EDITOR’S NOTE: The following article is courtesy of Ms. Joan Newcomb, an avid stamp collecter and resident of Tampa, Fl. The article has been submitted for forthcoming publication in an issue of the Americana Philatelic Newsletter. The Cherry Blossom Stamp was dedicated during the 2012 National Cherry Blossom Festival (see: We appreciate Joan for giving our readers the opportunity to read it as the National Cherry Blossom gets underway in our Nation’s Capital and as the cherry blossoms get ready to display their beauty once again.

I remember visiting the Tidal Basin on the mall in our nation’s capital, in the springtime when the cherry trees were in full bloom.  A photograph of my sister and niece standing in front of the cherry blossoms has prominently hung in my living room since then. That trip was very memorable for me.  It’s difficult to forget the explosion of pink blossoms which are so very fragrant.  Now the cherry blossoms are forever in bloom on the 100th anniversary commemorative stamps issued by the U.S. Postal Service on Saturday, March 27, 2012 in Washington, D.C.

In 1912 the city of Tokyo gave 3,000 cherry trees to the United States which were planted around the TidalBasin. The first two trees were planted by First Lady Helen Herron Taft and Viscountess Chinda, wife of the Japanese Ambassador.  In 1927 the first Cherry Blossom Festival was held to celebrate the splendiferous blooming of the Sukura Ornamental Cherry trees.

In the recent centennial stamps, artist Paul Rogers’s vision for the se-tenent stamps features colorful imagery which celebrates the friendship of Japan and the United States.  On the left, blossoming trees arch over a Japanese family on a stroll with two girls dressed in bright kimonos with the WashingtonMonument in the background. In the stamp on the right, there are two American sightseers under a canopy of pink blossoms with the Jefferson Memorial in the backdrop.

This “forever” stamp was printed in an initial edition of 100,000,000 copies.  These were sold out in the first two weeks of release, prompting the postal service to print 50,000,000 more, making it one of the top three best-selling U.S. postage stamps in decades.

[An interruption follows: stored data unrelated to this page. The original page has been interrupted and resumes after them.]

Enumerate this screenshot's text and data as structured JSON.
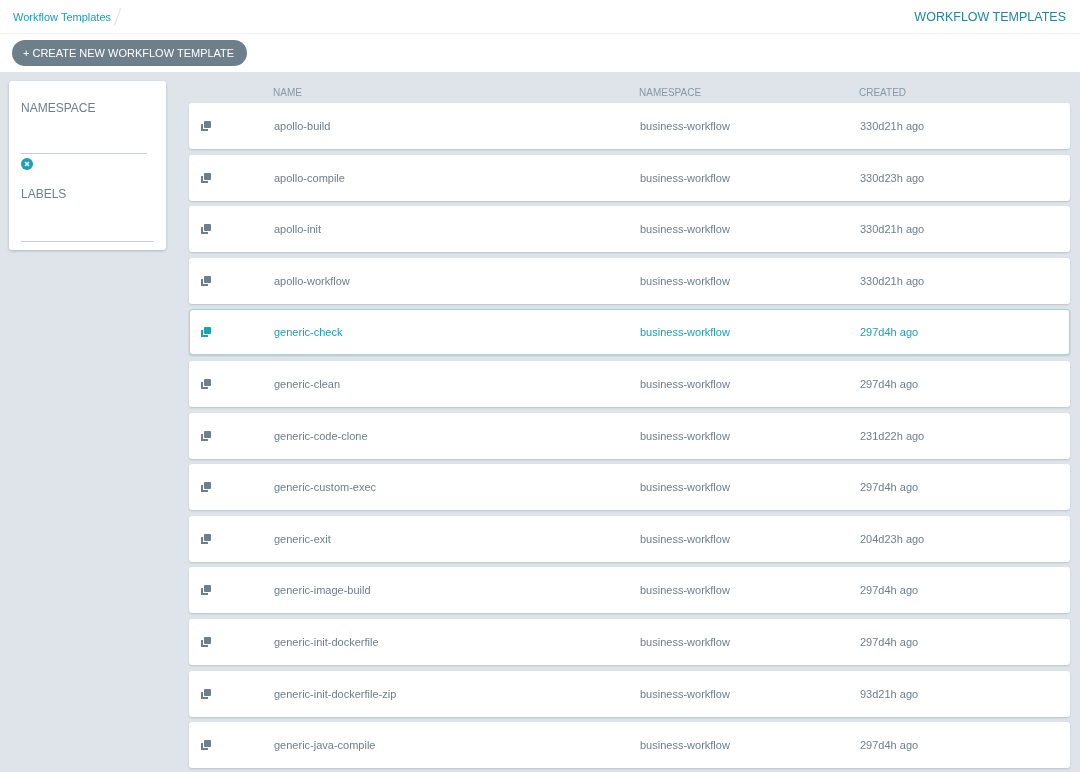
{
  "breadcrumb": "Workflow Templates",
  "page_title": "WORKFLOW TEMPLATES",
  "create_button": {
    "icon": "+",
    "label": "CREATE NEW WORKFLOW TEMPLATE"
  },
  "filters": {
    "namespace_label": "NAMESPACE",
    "labels_label": "LABELS"
  },
  "table": {
    "columns": [
      "NAME",
      "NAMESPACE",
      "CREATED"
    ],
    "rows": [
      {
        "name": "apollo-build",
        "namespace": "business-workflow",
        "created": "330d21h ago",
        "selected": false
      },
      {
        "name": "apollo-compile",
        "namespace": "business-workflow",
        "created": "330d23h ago",
        "selected": false
      },
      {
        "name": "apollo-init",
        "namespace": "business-workflow",
        "created": "330d21h ago",
        "selected": false
      },
      {
        "name": "apollo-workflow",
        "namespace": "business-workflow",
        "created": "330d21h ago",
        "selected": false
      },
      {
        "name": "generic-check",
        "namespace": "business-workflow",
        "created": "297d4h ago",
        "selected": true
      },
      {
        "name": "generic-clean",
        "namespace": "business-workflow",
        "created": "297d4h ago",
        "selected": false
      },
      {
        "name": "generic-code-clone",
        "namespace": "business-workflow",
        "created": "231d22h ago",
        "selected": false
      },
      {
        "name": "generic-custom-exec",
        "namespace": "business-workflow",
        "created": "297d4h ago",
        "selected": false
      },
      {
        "name": "generic-exit",
        "namespace": "business-workflow",
        "created": "204d23h ago",
        "selected": false
      },
      {
        "name": "generic-image-build",
        "namespace": "business-workflow",
        "created": "297d4h ago",
        "selected": false
      },
      {
        "name": "generic-init-dockerfile",
        "namespace": "business-workflow",
        "created": "297d4h ago",
        "selected": false
      },
      {
        "name": "generic-init-dockerfile-zip",
        "namespace": "business-workflow",
        "created": "93d21h ago",
        "selected": false
      },
      {
        "name": "generic-java-compile",
        "namespace": "business-workflow",
        "created": "297d4h ago",
        "selected": false
      }
    ]
  }
}
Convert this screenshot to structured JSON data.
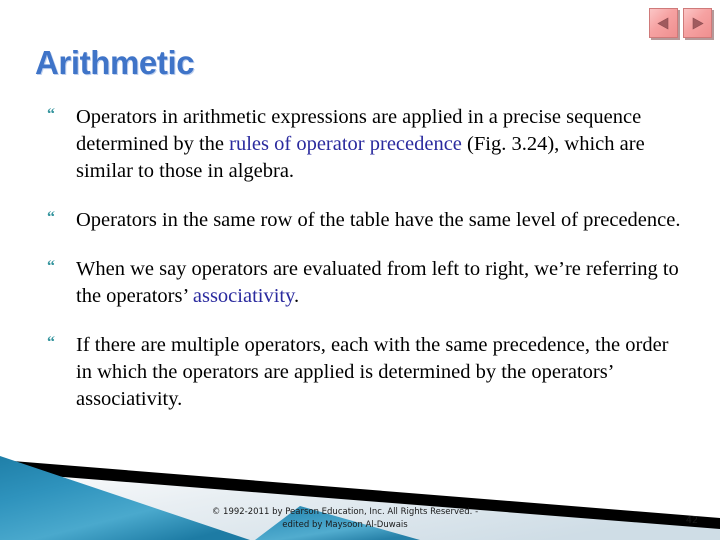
{
  "slide": {
    "title": "Arithmetic",
    "number": "42",
    "accent_color": "#3f74c8",
    "bullet_color": "#36959e",
    "link_color": "#2a2a9e",
    "band_color": "#2f8fb6"
  },
  "nav": {
    "previous_label": "previous-slide",
    "next_label": "next-slide"
  },
  "bullets": [
    {
      "marker": "“",
      "segments": [
        {
          "text": "Operators in arithmetic expressions are applied in a precise sequence determined by the ",
          "style": "normal"
        },
        {
          "text": "rules of operator precedence",
          "style": "link"
        },
        {
          "text": " (Fig. 3.24), which are similar to those in algebra.",
          "style": "normal"
        }
      ]
    },
    {
      "marker": "“",
      "segments": [
        {
          "text": "Operators in the same row of the table have the same level of precedence.",
          "style": "normal"
        }
      ]
    },
    {
      "marker": "“",
      "segments": [
        {
          "text": "When we say operators are evaluated from left to right, we’re referring to the operators’ ",
          "style": "normal"
        },
        {
          "text": "associativity",
          "style": "link"
        },
        {
          "text": ".",
          "style": "normal"
        }
      ]
    },
    {
      "marker": "“",
      "segments": [
        {
          "text": "If there are multiple operators, each with the same precedence, the order in which the operators are applied is determined by the operators’ associativity.",
          "style": "normal"
        }
      ]
    }
  ],
  "footer": {
    "line1": "© 1992-2011 by Pearson Education, Inc. All Rights Reserved. -",
    "line2": "edited by Maysoon Al-Duwais"
  }
}
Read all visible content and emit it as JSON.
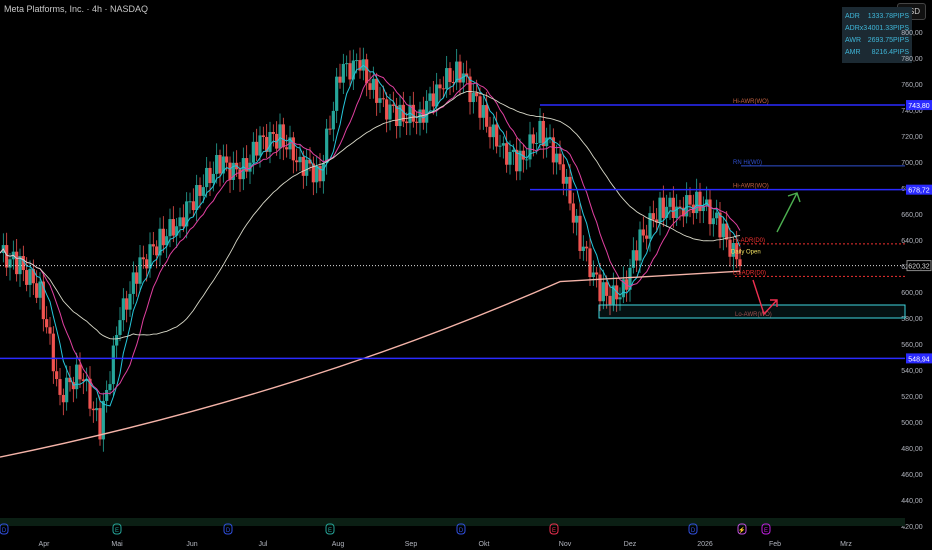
{
  "header": {
    "title": "Meta Platforms, Inc. · 4h · NASDAQ",
    "currency": "USD"
  },
  "stats": [
    {
      "label": "ADR",
      "value": "1333.78PIPS"
    },
    {
      "label": "ADRx3",
      "value": "4001.33PIPS"
    },
    {
      "label": "AWR",
      "value": "2693.75PIPS"
    },
    {
      "label": "AMR",
      "value": "8216.4PIPS"
    }
  ],
  "colors": {
    "bg": "#000000",
    "up": "#26a69a",
    "down": "#ef5350",
    "level": "#2a2aff",
    "cyan": "#40d8e0",
    "ma200": "#f4b3a8",
    "ma": "#d8d8c8"
  },
  "chart_data": {
    "type": "line",
    "title": "Meta Platforms, Inc. · 4h · NASDAQ",
    "ylim": [
      420,
      800
    ],
    "y_ticks": [
      "800,00",
      "780,00",
      "760,00",
      "740,00",
      "720,00",
      "700,00",
      "680,00",
      "660,00",
      "640,00",
      "620,00",
      "600,00",
      "580,00",
      "560,00",
      "540,00",
      "520,00",
      "500,00",
      "480,00",
      "460,00",
      "440,00",
      "420,00"
    ],
    "x_ticks": [
      "Apr",
      "Mai",
      "Jun",
      "Jul",
      "Aug",
      "Sep",
      "Okt",
      "Nov",
      "Dez",
      "2026",
      "Feb",
      "Mrz"
    ],
    "closes": [
      630,
      620,
      600,
      520,
      540,
      495,
      580,
      620,
      640,
      655,
      680,
      700,
      690,
      715,
      720,
      700,
      690,
      770,
      775,
      745,
      735,
      735,
      760,
      770,
      740,
      710,
      700,
      725,
      700,
      640,
      600,
      595,
      640,
      665,
      665,
      670,
      650,
      620
    ],
    "levels": [
      {
        "price": 743.8,
        "label": "Hi-AWR(WO)",
        "tag": "743,80",
        "color": "#2a2aff",
        "kind": "solid"
      },
      {
        "price": 697,
        "label": "RN Hi(W0)",
        "color": "#3050d0",
        "kind": "thin"
      },
      {
        "price": 678.72,
        "label": "Hi-AWR(WO)",
        "tag": "678,72",
        "color": "#2a2aff",
        "kind": "solid"
      },
      {
        "price": 637,
        "label": "Hi-ADR(D0)",
        "color": "#ef3030",
        "kind": "dashed"
      },
      {
        "price": 628,
        "label": "Daily Open",
        "color": "#f0e060",
        "kind": "text"
      },
      {
        "price": 612,
        "label": "Lo-ADR(D0)",
        "color": "#ef3030",
        "kind": "dashed"
      },
      {
        "price": 548.94,
        "label": "",
        "tag": "548,94",
        "color": "#2a2aff",
        "kind": "solid"
      }
    ],
    "zone": {
      "from": 580,
      "to": 590,
      "label": "Lo-AWR(WO)",
      "color": "#40d8e0"
    },
    "last_price": {
      "value": 620.32,
      "tag": "620,32"
    },
    "event_markers": [
      "D",
      "E",
      "D",
      "E",
      "D",
      "E",
      "D",
      "⚡",
      "E"
    ]
  }
}
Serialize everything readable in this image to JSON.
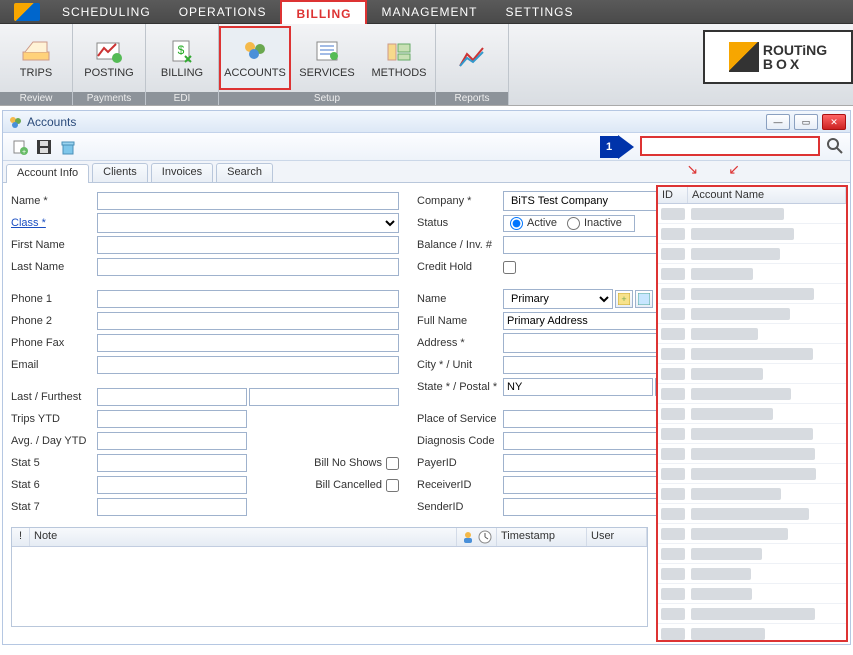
{
  "menu": {
    "items": [
      "SCHEDULING",
      "OPERATIONS",
      "BILLING",
      "MANAGEMENT",
      "SETTINGS"
    ],
    "active_index": 2
  },
  "ribbon": {
    "groups": [
      {
        "label": "Review",
        "buttons": [
          {
            "name": "trips",
            "label": "TRIPS"
          }
        ]
      },
      {
        "label": "Payments",
        "buttons": [
          {
            "name": "posting",
            "label": "POSTING"
          }
        ]
      },
      {
        "label": "EDI",
        "buttons": [
          {
            "name": "billing",
            "label": "BILLING"
          }
        ]
      },
      {
        "label": "Setup",
        "buttons": [
          {
            "name": "accounts",
            "label": "ACCOUNTS",
            "selected": true
          },
          {
            "name": "services",
            "label": "SERVICES"
          },
          {
            "name": "methods",
            "label": "METHODS"
          }
        ]
      },
      {
        "label": "Reports",
        "buttons": [
          {
            "name": "reports",
            "label": ""
          }
        ]
      }
    ]
  },
  "brand": {
    "line1": "ROUTiNG",
    "line2": "BOX"
  },
  "window": {
    "title": "Accounts"
  },
  "step_marker": "1",
  "search": {
    "placeholder": "",
    "value": ""
  },
  "tabs": [
    "Account Info",
    "Clients",
    "Invoices",
    "Search"
  ],
  "active_tab_index": 0,
  "form": {
    "left": {
      "name_label": "Name",
      "class_label": "Class",
      "first_name_label": "First Name",
      "last_name_label": "Last Name",
      "phone1_label": "Phone 1",
      "phone2_label": "Phone 2",
      "phonefax_label": "Phone Fax",
      "email_label": "Email",
      "last_furthest_label": "Last / Furthest",
      "trips_ytd_label": "Trips YTD",
      "avg_day_ytd_label": "Avg. / Day YTD",
      "stat5_label": "Stat 5",
      "stat6_label": "Stat 6",
      "stat7_label": "Stat 7",
      "bill_no_shows_label": "Bill No Shows",
      "bill_cancelled_label": "Bill Cancelled",
      "values": {
        "name": "",
        "class": "",
        "first_name": "",
        "last_name": "",
        "phone1": "",
        "phone2": "",
        "phonefax": "",
        "email": "",
        "last_furthest": "",
        "trips_ytd": "",
        "avg_day_ytd": "",
        "stat5": "",
        "stat6": "",
        "stat7": "",
        "bill_no_shows": false,
        "bill_cancelled": false
      }
    },
    "right": {
      "company_label": "Company",
      "company_value": "BiTS Test Company",
      "status_label": "Status",
      "status_active_label": "Active",
      "status_inactive_label": "Inactive",
      "status_value": "Active",
      "balance_label": "Balance / Inv. #",
      "credit_hold_label": "Credit Hold",
      "credit_hold_value": false,
      "addr_name_label": "Name",
      "addr_name_value": "Primary",
      "full_name_label": "Full Name",
      "full_name_value": "Primary Address",
      "address_label": "Address",
      "city_unit_label": "City * / Unit",
      "state_postal_label": "State * / Postal *",
      "state_value": "NY",
      "pos_label": "Place of Service",
      "diag_label": "Diagnosis Code",
      "payerid_label": "PayerID",
      "receiverid_label": "ReceiverID",
      "senderid_label": "SenderID",
      "values": {
        "balance": "",
        "address": "",
        "city": "",
        "unit": "",
        "postal": "",
        "pos": "",
        "diag": "",
        "payerid": "",
        "receiverid": "",
        "senderid": ""
      }
    }
  },
  "notes": {
    "col_excl": "!",
    "col_note": "Note",
    "col_timestamp": "Timestamp",
    "col_user": "User"
  },
  "sidelist": {
    "col_id": "ID",
    "col_name": "Account Name",
    "row_count": 22
  }
}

On the backing paper for each set of twenty stamps is a translation by Emiko Miyashita and Michael Dylan Welch, from the 2008 artbook, 100 Poets: Passions of the Imperial Court (PIE Books, Tokyo). The poem by Ki no Tomonori from ninth-century Japan is in the waka form, now known as tanka.

the light filling the air

is so mild this spring day

only the cherry blossoms

keep falling in haste—

why is that so?

 This pastoral commemorative befittingly illustrates the enduring friendship between the Japanese and American people. In this unusual design, the two stamps form the left and right halves of a single, panoramic view of cherry trees blooming around the TidalBasin in the nation’s capital.  What started as a modest tree planting has grown into a major springtime celebration in our nation’s capital.  Each year over a million people attend the myriad of activities, which include concerts, exhibits, parades and many more festivities.  Now for the first time we have a stamp that captures the spirit of spring, the epitome of a renewed life.